Events detected on a X Architecture compute node

On an X Architecture compute node, both hardware alerts and UEFI alerts are detected and sent to the IBM Flex System Manager.

The following diagram shows the flow of alerts from an X Architecture compute node to the IBM Flex System Manager:
Alert flow for system x compute nodes.

Alert flow (hardware released 11/2014 or later)

To understand how alerts flow through the Flex System chassis when an error is detected on a X Architecture compute node, consider an example in which the correctable Error Correction Code (ECC) memory error logging threshold for a X Architecture compute node is reached. This event is a predictive failure alert (PFA), which means that the X Architecture compute node will continue to function, but there could be a memory failure at some point. When the management processor on the X Architecture compute node detects this problem, the following actions occur:
  1. The problem is logged by the management processor in the system event log on the X Architecture compute node.
    The following example shows how the event might appear in the system event log:
    58001 - The PFA Threshold limit (correctable error logging limit) has been exceeded on DIMM number % 
    at address %. MCx_Status contains % and MCx_Misc contains %.

    UEFI will also detect this problem, and it will log an event in the system log as well. It will log the same event in the event log.

    58001 - The PFA Threshold limit (correctable error logging limit) has been exceeded on DIMM number % 
    at address %. MCx_Status contains % and MCx_Misc contains %.
  2. An alert is sent from the management processor on the X Architecture compute node to the CMM and posted to the event log on the CMM.
    The following example shows the error that might be posted to the CMM event log:
    58001 - The PFA Threshold limit (correctable error logging limit) has been exceeded on DIMM number % 
    at address %. MCx_Status contains % and MCx_Misc contains %.
  3. An alert is also sent from the management processor on the X Architecture compute node to the Lenovo xClarity Administrator and posted to the event log on the Lenovo xClarity Administrator.
    The following example shows the error that might be posted to the event log on the IBM Flex System Manager:
    58001 - The PFA Threshold limit (correctable error logging limit) has been exceeded on DIMM number % 
    at address %. MCx_Status contains % and MCx_Misc contains %.
    Note: If call home is enabled on the Lenovo xClarity Administrator, the Lenovo xClarity Administrator sends a notification to the Support team, which includes the collected service data.
  4. An alert is sent from the CMM to the Lenovo xClarity Administrator. In this case, the event is ignored because the same event was sent by the X Architecture compute node.

Alert flow (hardware released before 11/2014)

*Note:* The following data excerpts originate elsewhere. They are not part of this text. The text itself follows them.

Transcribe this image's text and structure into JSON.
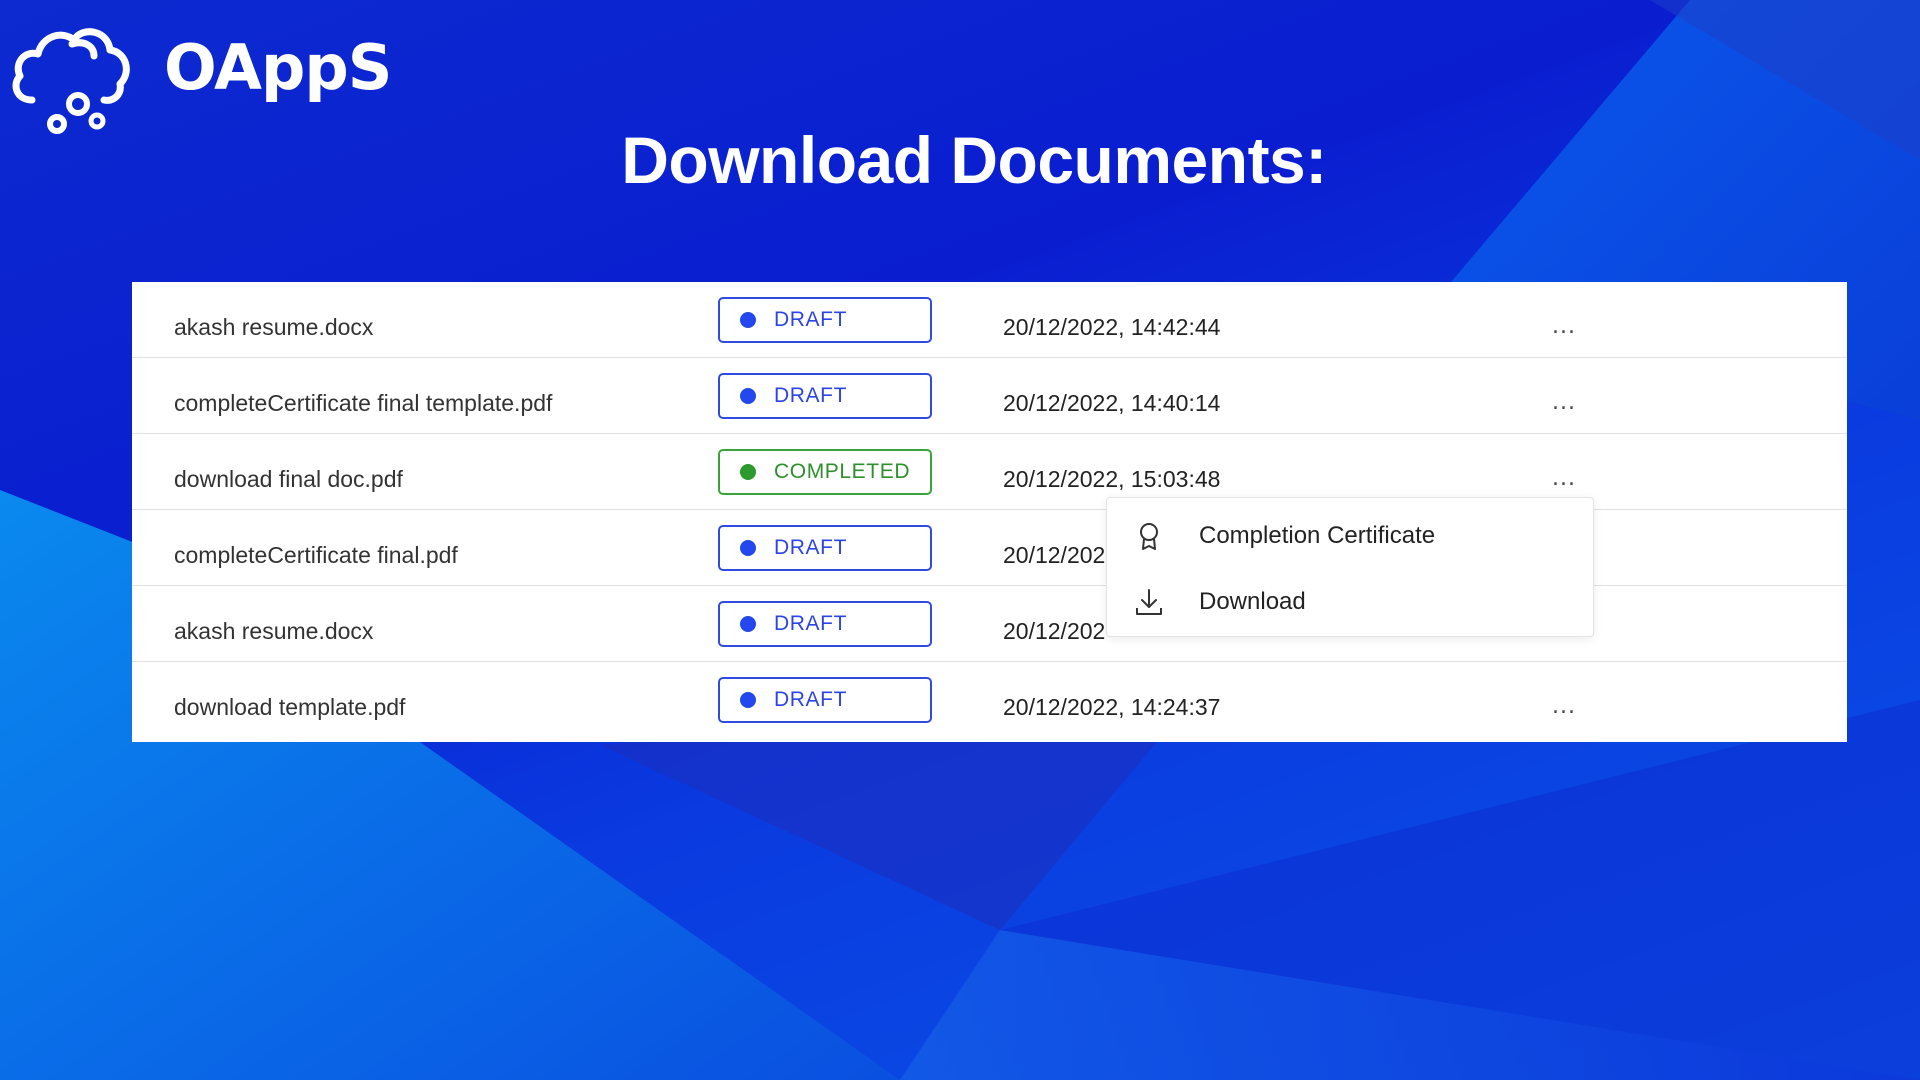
{
  "brand": {
    "name": "OAppS"
  },
  "page": {
    "title": "Download Documents:"
  },
  "colors": {
    "draft_accent": "#2d45e6",
    "completed_accent": "#2f8f2f",
    "background_blue": "#0a1ed0"
  },
  "documents": [
    {
      "name": "akash resume.docx",
      "status": "DRAFT",
      "date": "20/12/2022, 14:42:44",
      "menu": "..."
    },
    {
      "name": "completeCertificate final template.pdf",
      "status": "DRAFT",
      "date": "20/12/2022, 14:40:14",
      "menu": "..."
    },
    {
      "name": "download final doc.pdf",
      "status": "COMPLETED",
      "date": "20/12/2022, 15:03:48",
      "menu": "..."
    },
    {
      "name": "completeCertificate final.pdf",
      "status": "DRAFT",
      "date": "20/12/202",
      "menu": ""
    },
    {
      "name": "akash resume.docx",
      "status": "DRAFT",
      "date": "20/12/202",
      "menu": ""
    },
    {
      "name": "download template.pdf",
      "status": "DRAFT",
      "date": "20/12/2022, 14:24:37",
      "menu": "..."
    }
  ],
  "context_menu": {
    "items": [
      {
        "label": "Completion Certificate",
        "icon": "award-icon"
      },
      {
        "label": "Download",
        "icon": "download-icon"
      }
    ]
  }
}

To understand how alerts flow through the Flex System chassis when an error is detected on a X Architecture compute node, consider an example in which the correctable Error Correction Code (ECC) memory error logging threshold for a X Architecture compute node is reached. This event is a predictive failure alert (PFA), which means that the X Architecture compute node will continue to function, but there could be a memory failure at some point. When the management processor on the X Architecture compute node detects this problem, the following actions occur:
  1. The problem is logged by the management processor in the system event log on the X Architecture compute node.
    The following example shows how the event might appear in the system event log:
    806F050C - 2001xxxx   - Memory Logging Limit Reached for DIMM_number on MemoryElementName.

    UEFI will also detect this problem, and it will log an event in the system log as well. The following example shows how a UEFI diagnostic event might look in the system event log:

    E.0058001   - PFA Threshold Exceeded.
  2. An alert is sent from the management processor on the X Architecture compute node to the CMM and posted to the event log on the CMM.
    The following example shows the error that might be posted to the CMM event log:
    0x77777773 - Compute_node_bay: The correctable Error Correct Code (ECC) memory logging threshold for the specified blade server was reached. The system will continue to run. Refer to the steps in the user response before replacing a DIMM.

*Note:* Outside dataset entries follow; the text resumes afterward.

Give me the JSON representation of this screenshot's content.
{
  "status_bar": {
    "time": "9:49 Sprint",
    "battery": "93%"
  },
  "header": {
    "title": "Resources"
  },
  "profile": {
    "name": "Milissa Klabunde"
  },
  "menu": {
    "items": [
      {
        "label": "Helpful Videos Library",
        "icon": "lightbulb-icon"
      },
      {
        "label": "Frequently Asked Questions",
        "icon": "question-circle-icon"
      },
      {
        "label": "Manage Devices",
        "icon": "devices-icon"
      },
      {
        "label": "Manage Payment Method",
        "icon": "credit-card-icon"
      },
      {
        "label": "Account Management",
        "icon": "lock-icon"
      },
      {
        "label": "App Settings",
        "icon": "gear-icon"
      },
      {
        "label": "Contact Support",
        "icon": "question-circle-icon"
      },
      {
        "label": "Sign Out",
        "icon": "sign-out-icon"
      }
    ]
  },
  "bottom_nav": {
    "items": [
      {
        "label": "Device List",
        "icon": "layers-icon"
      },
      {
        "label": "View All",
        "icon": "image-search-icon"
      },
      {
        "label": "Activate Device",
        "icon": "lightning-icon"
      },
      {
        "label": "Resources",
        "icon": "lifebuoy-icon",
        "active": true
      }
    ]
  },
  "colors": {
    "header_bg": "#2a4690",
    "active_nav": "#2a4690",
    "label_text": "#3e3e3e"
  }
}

    In addition, the IMM message is listed in the details of this event to enable you to correlate the message on the CMM with the message that appears in the system event log for the X Architecture compute node.

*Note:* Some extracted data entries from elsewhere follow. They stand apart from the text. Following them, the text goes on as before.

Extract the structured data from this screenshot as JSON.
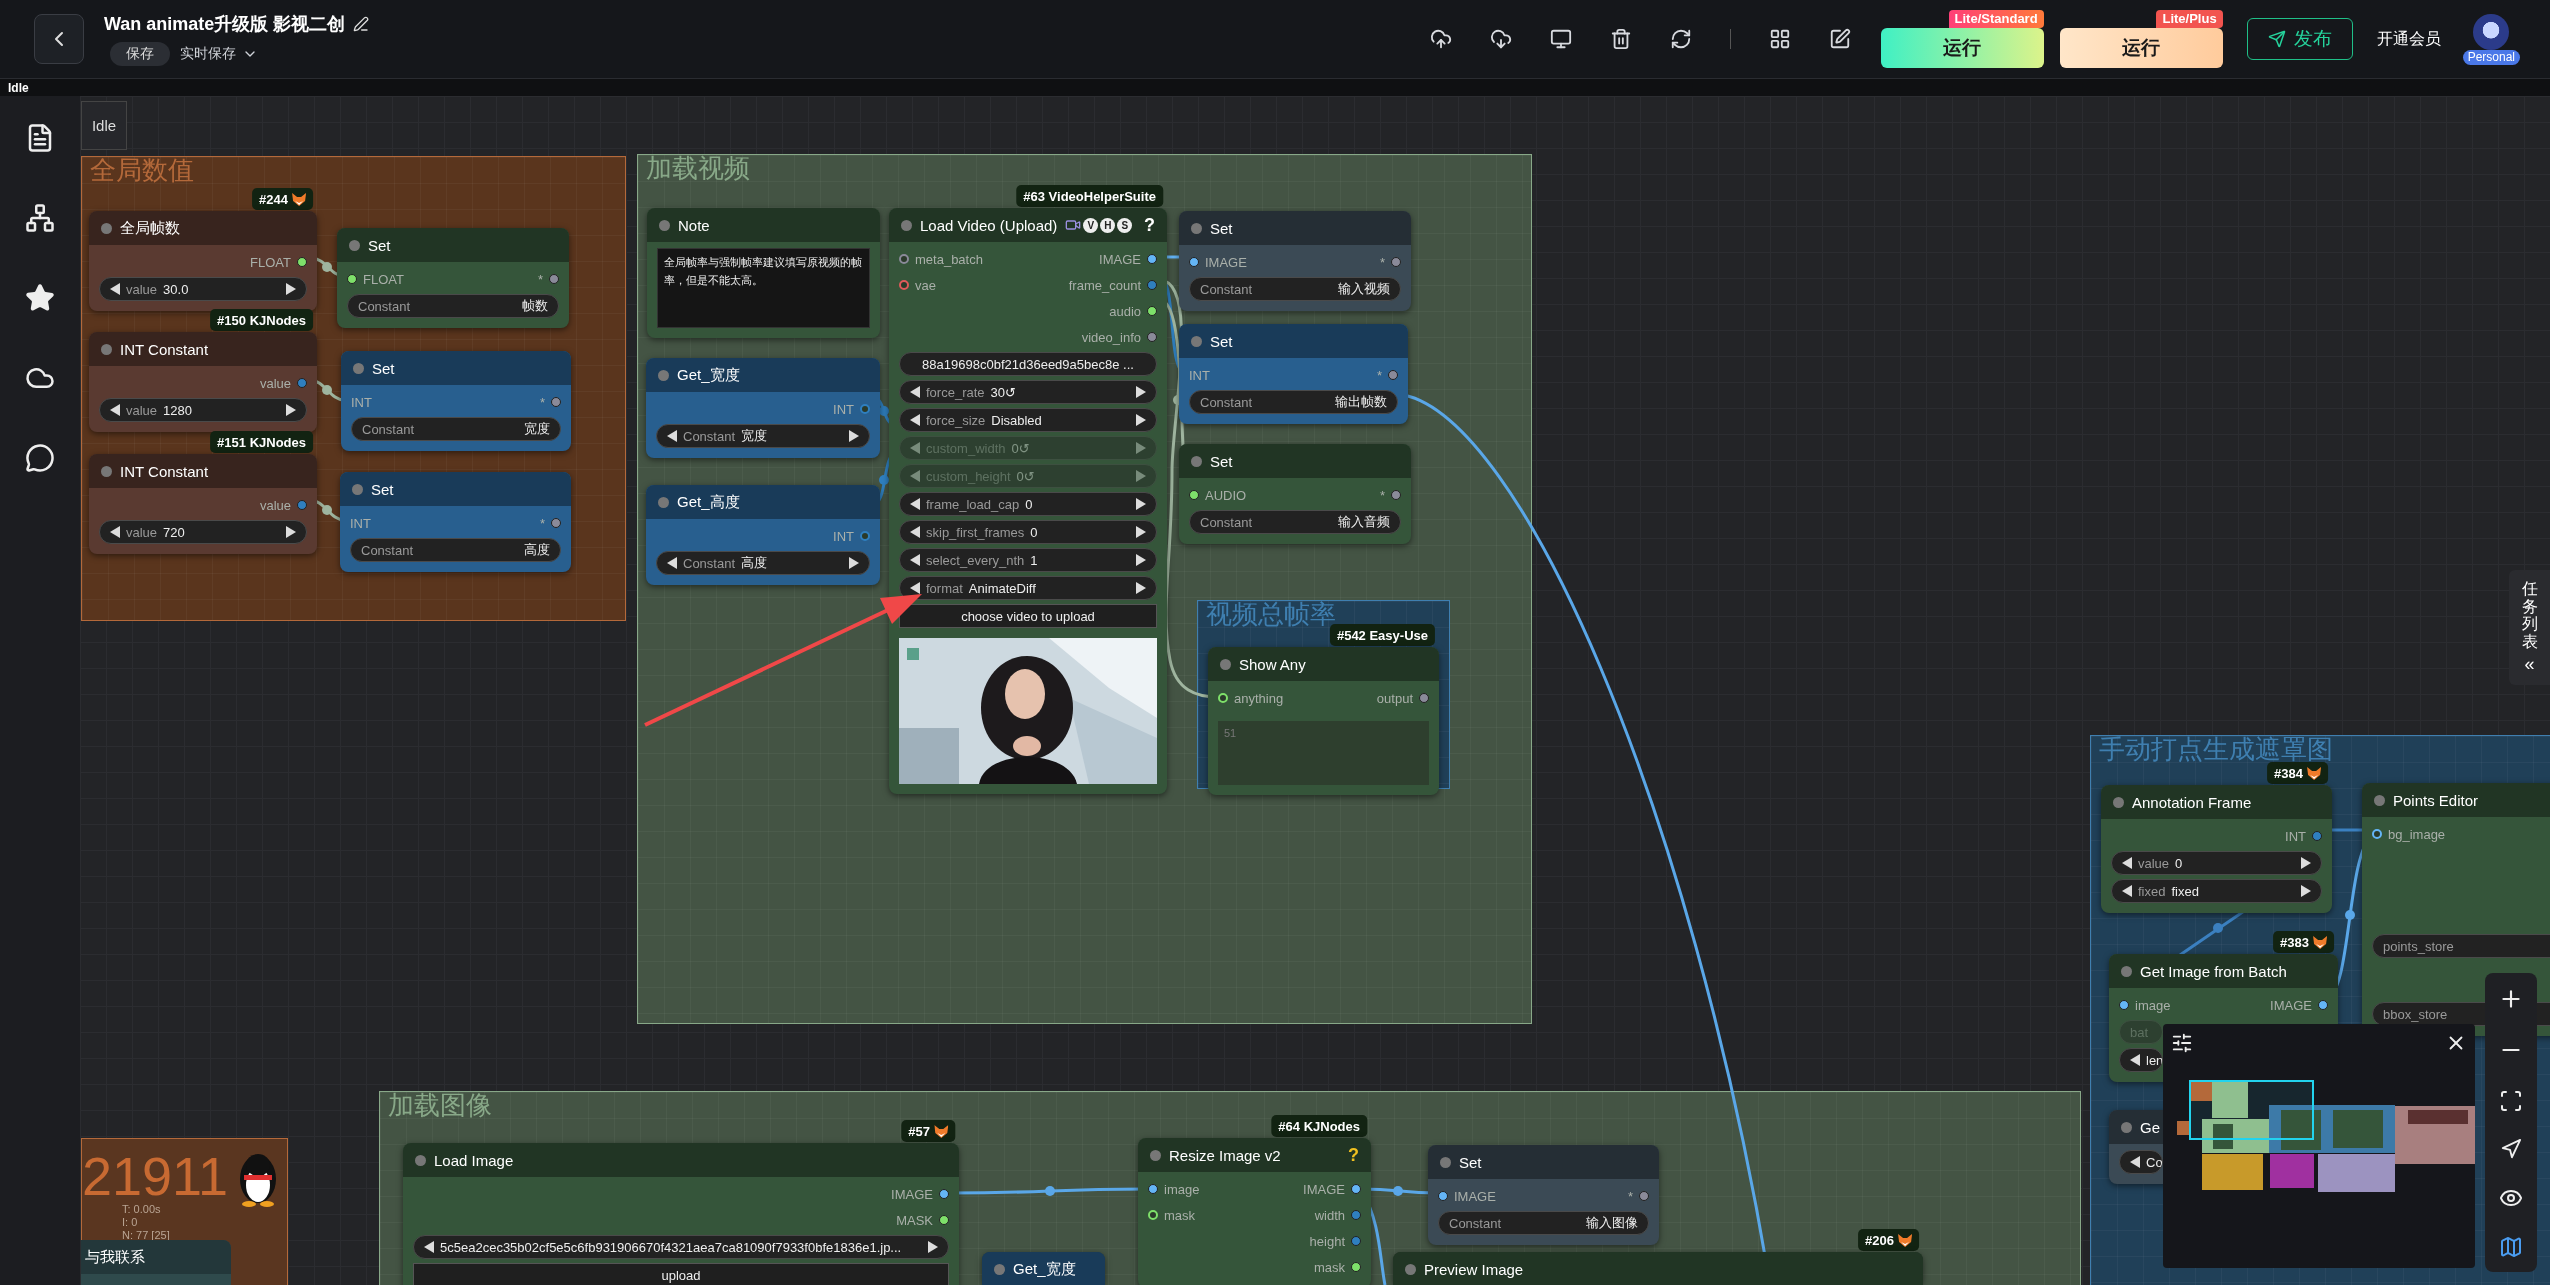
{
  "app": {
    "title": "Wan animate升级版 影视二创",
    "save": "保存",
    "autosave": "实时保存",
    "status": "Idle"
  },
  "toolbar": {
    "run_buttons": [
      {
        "label": "运行",
        "tier": "Lite/Standard",
        "kind": "standard"
      },
      {
        "label": "运行",
        "tier": "Lite/Plus",
        "kind": "plus"
      }
    ],
    "publish": "发布",
    "membership": "开通会员",
    "account_badge": "Personal"
  },
  "canvas": {
    "queue_label": "Idle"
  },
  "task_tab": {
    "label": "任务列表",
    "toggle": "«"
  },
  "groups": [
    {
      "title": "全局数值",
      "color": "#b4693a"
    },
    {
      "title": "加载视频",
      "color": "#88a888"
    },
    {
      "title": "视频总帧率",
      "color": "#3f7fb0"
    },
    {
      "title": "加载图像",
      "color": "#88a888"
    },
    {
      "title": "手动打点生成遮罩图",
      "color": "#3f7fb0"
    }
  ],
  "nodes": [
    {
      "title": "全局帧数",
      "color": "#5a3a31",
      "badge": "#244",
      "outputs": [
        {
          "name": "FLOAT",
          "color": "#7ee06a",
          "optional": false
        }
      ],
      "widgets": [
        {
          "kind": "stepper",
          "label": "value",
          "value": "30.0",
          "disabled": false
        }
      ]
    },
    {
      "title": "INT Constant",
      "color": "#5a3a31",
      "badge": "#150 KJNodes",
      "outputs": [
        {
          "name": "value",
          "color": "#2f7fbf",
          "optional": false
        }
      ],
      "widgets": [
        {
          "kind": "stepper",
          "label": "value",
          "value": "1280",
          "disabled": false
        }
      ]
    },
    {
      "title": "INT Constant",
      "color": "#5a3a31",
      "badge": "#151 KJNodes",
      "outputs": [
        {
          "name": "value",
          "color": "#2f7fbf",
          "optional": false
        }
      ],
      "widgets": [
        {
          "kind": "stepper",
          "label": "value",
          "value": "720",
          "disabled": false
        }
      ]
    },
    {
      "title": "Set",
      "color": "#35553a",
      "inputs": [
        {
          "name": "FLOAT",
          "color": "#7ee06a",
          "optional": false
        }
      ],
      "outputs": [
        {
          "name": "*",
          "color": "#8a8a99",
          "optional": false
        }
      ],
      "widgets": [
        {
          "kind": "constant",
          "label": "Constant",
          "value": "帧数",
          "disabled": false
        }
      ]
    },
    {
      "title": "Set",
      "color": "#285f8f",
      "inputs": [
        {
          "name": "INT"
        }
      ],
      "outputs": [
        {
          "name": "*",
          "color": "#8a8a99",
          "optional": false
        }
      ],
      "widgets": [
        {
          "kind": "constant",
          "label": "Constant",
          "value": "宽度",
          "disabled": false
        }
      ]
    },
    {
      "title": "Set",
      "color": "#285f8f",
      "inputs": [
        {
          "name": "INT"
        }
      ],
      "outputs": [
        {
          "name": "*",
          "color": "#8a8a99",
          "optional": false
        }
      ],
      "widgets": [
        {
          "kind": "constant",
          "label": "Constant",
          "value": "高度",
          "disabled": false
        }
      ]
    },
    {
      "title": "Note",
      "color": "#35553a",
      "widgets": [
        {
          "kind": "note",
          "value": "全局帧率与强制帧率建议填写原视频的帧率，但是不能太高。",
          "disabled": false
        }
      ]
    },
    {
      "title": "Get_宽度",
      "color": "#285f8f",
      "outputs": [
        {
          "name": "INT",
          "color": "#2f7fbf",
          "optional": true
        }
      ],
      "widgets": [
        {
          "kind": "stepper",
          "label": "Constant",
          "value": "宽度",
          "disabled": false
        }
      ]
    },
    {
      "title": "Get_高度",
      "color": "#285f8f",
      "outputs": [
        {
          "name": "INT",
          "color": "#2f7fbf",
          "optional": true
        }
      ],
      "widgets": [
        {
          "kind": "stepper",
          "label": "Constant",
          "value": "高度",
          "disabled": false
        }
      ]
    },
    {
      "title": "Load Video (Upload)",
      "color": "#35553a",
      "badge": "#63 VideoHelperSuite",
      "tags": [
        "V",
        "H",
        "S"
      ],
      "help": {
        "text": "?",
        "color": "#ffffff"
      },
      "inputs": [
        {
          "name": "meta_batch",
          "color": "#8a8a99",
          "optional": true
        },
        {
          "name": "vae",
          "color": "#e05a5a",
          "optional": true
        }
      ],
      "outputs": [
        {
          "name": "IMAGE",
          "color": "#64b5f6",
          "optional": false
        },
        {
          "name": "frame_count",
          "color": "#2f7fbf",
          "optional": false
        },
        {
          "name": "audio",
          "color": "#7ee06a",
          "optional": false
        },
        {
          "name": "video_info",
          "color": "#8a8a99",
          "optional": false
        }
      ],
      "widgets": [
        {
          "kind": "field",
          "label": "88a19698c0bf21d36eed9a5bec8e ...",
          "disabled": false
        },
        {
          "kind": "stepper",
          "label": "force_rate",
          "value": "30↺",
          "disabled": false
        },
        {
          "kind": "stepper",
          "label": "force_size",
          "value": "Disabled",
          "disabled": false
        },
        {
          "kind": "stepper",
          "label": "custom_width",
          "value": "0↺",
          "disabled": true
        },
        {
          "kind": "stepper",
          "label": "custom_height",
          "value": "0↺",
          "disabled": true
        },
        {
          "kind": "stepper",
          "label": "frame_load_cap",
          "value": "0",
          "disabled": false
        },
        {
          "kind": "stepper",
          "label": "skip_first_frames",
          "value": "0",
          "disabled": false
        },
        {
          "kind": "stepper",
          "label": "select_every_nth",
          "value": "1",
          "disabled": false
        },
        {
          "kind": "stepper",
          "label": "format",
          "value": "AnimateDiff",
          "disabled": false
        },
        {
          "kind": "button",
          "label": "choose video to upload",
          "disabled": false
        },
        {
          "kind": "picture"
        }
      ]
    },
    {
      "title": "Set",
      "color": "#3b4a55",
      "inputs": [
        {
          "name": "IMAGE",
          "color": "#64b5f6",
          "optional": false
        }
      ],
      "outputs": [
        {
          "name": "*",
          "color": "#8a8a99",
          "optional": false
        }
      ],
      "widgets": [
        {
          "kind": "constant",
          "label": "Constant",
          "value": "输入视频",
          "disabled": false
        }
      ]
    },
    {
      "title": "Set",
      "color": "#285f8f",
      "inputs": [
        {
          "name": "INT"
        }
      ],
      "outputs": [
        {
          "name": "*",
          "color": "#8a8a99",
          "optional": false
        }
      ],
      "widgets": [
        {
          "kind": "constant",
          "label": "Constant",
          "value": "输出帧数",
          "disabled": false
        }
      ]
    },
    {
      "title": "Set",
      "color": "#35553a",
      "inputs": [
        {
          "name": "AUDIO",
          "color": "#7ee06a",
          "optional": false
        }
      ],
      "outputs": [
        {
          "name": "*",
          "color": "#8a8a99",
          "optional": false
        }
      ],
      "widgets": [
        {
          "kind": "constant",
          "label": "Constant",
          "value": "输入音频",
          "disabled": false
        }
      ]
    },
    {
      "title": "Show Any",
      "color": "#35553a",
      "badge": "#542 Easy-Use",
      "inputs": [
        {
          "name": "anything",
          "color": "#7ee06a",
          "optional": true
        }
      ],
      "outputs": [
        {
          "name": "output",
          "color": "#8a8a99",
          "optional": false
        }
      ],
      "widgets": [
        {
          "kind": "textarea",
          "value": "51",
          "disabled": false
        }
      ]
    },
    {
      "title": "Load Image",
      "color": "#35553a",
      "badge": "#57",
      "outputs": [
        {
          "name": "IMAGE",
          "color": "#64b5f6",
          "optional": false
        },
        {
          "name": "MASK",
          "color": "#7ee06a",
          "optional": false
        }
      ],
      "widgets": [
        {
          "kind": "stepper",
          "label": "5c5ea2cec35b02cf5e5c6fb931906670f4321aea7ca81090f7933f0bfe1836e1.jp...",
          "disabled": false
        },
        {
          "kind": "button",
          "label": "upload",
          "disabled": false
        }
      ]
    },
    {
      "title": "Resize Image v2",
      "color": "#35553a",
      "badge": "#64 KJNodes",
      "help": {
        "text": "?",
        "color": "#f0c020"
      },
      "inputs": [
        {
          "name": "image",
          "color": "#64b5f6",
          "optional": false
        },
        {
          "name": "mask",
          "color": "#7ee06a",
          "optional": true
        }
      ],
      "outputs": [
        {
          "name": "IMAGE",
          "color": "#64b5f6",
          "optional": false
        },
        {
          "name": "width",
          "color": "#2f7fbf",
          "optional": false
        },
        {
          "name": "height",
          "color": "#2f7fbf",
          "optional": false
        },
        {
          "name": "mask",
          "color": "#7ee06a",
          "optional": false
        }
      ]
    },
    {
      "title": "Set",
      "color": "#3b4a55",
      "inputs": [
        {
          "name": "IMAGE",
          "color": "#64b5f6",
          "optional": false
        }
      ],
      "outputs": [
        {
          "name": "*",
          "color": "#8a8a99",
          "optional": false
        }
      ],
      "widgets": [
        {
          "kind": "constant",
          "label": "Constant",
          "value": "输入图像",
          "disabled": false
        }
      ]
    },
    {
      "title": "Get_宽度",
      "color": "#193b59"
    },
    {
      "title": "Preview Image",
      "color": "#213524",
      "badge": "#206"
    },
    {
      "title": "Annotation Frame",
      "color": "#35553a",
      "badge": "#384",
      "outputs": [
        {
          "name": "INT",
          "color": "#2f7fbf",
          "optional": false
        }
      ],
      "widgets": [
        {
          "kind": "stepper",
          "label": "value",
          "value": "0",
          "disabled": false
        },
        {
          "kind": "stepper",
          "label": "fixed",
          "value": "fixed",
          "disabled": false
        }
      ]
    },
    {
      "title": "Get Image from Batch",
      "color": "#35553a",
      "badge": "#383",
      "inputs": [
        {
          "name": "image",
          "color": "#64b5f6",
          "optional": false
        }
      ],
      "outputs": [
        {
          "name": "IMAGE",
          "color": "#64b5f6",
          "optional": false
        }
      ],
      "widgets": [
        {
          "kind": "input",
          "label": "bat",
          "disabled": true
        },
        {
          "kind": "stepper",
          "label": "len",
          "disabled": false
        }
      ]
    },
    {
      "title": "Points Editor",
      "color": "#35553a",
      "inputs": [
        {
          "name": "bg_image",
          "color": "#64b5f6",
          "optional": true
        }
      ],
      "widgets": [
        {
          "kind": "input",
          "label": "points_store",
          "disabled": false
        },
        {
          "kind": "input",
          "label": "bbox_store",
          "disabled": false
        }
      ]
    },
    {
      "title": "Ge",
      "color": "#3b4a55",
      "widgets": [
        {
          "kind": "stepper",
          "label": "Co",
          "disabled": false
        }
      ]
    }
  ],
  "stats_panel": {
    "count": "21911",
    "lines": [
      "T: 0.00s",
      "I: 0",
      "N: 77 [25]"
    ],
    "node_title": "与我联系"
  }
}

  3. An alert is also sent from the management processor on the X Architecture compute node to the Lenovo xClarity Administrator and posted to the event log on the Lenovo xClarity Administrator.
    The following example shows the error that might be posted to the event log on the Lenovo xClarity Administrator:
    806F050C - 2001xxxx   - Memory Logging Limit Reached for DIMM 1 on MemoryElementName.
    Note: If call home is enabled on the Lenovo xClarity Administrator, the Lenovo xClarity Administrator sends a notification to the Support team, which includes the collected service data.
  4. An alert is sent from the CMM to the Lenovo xClarity Administrator . In this case, the event is ignored because the same event was sent by the X Architecture compute node.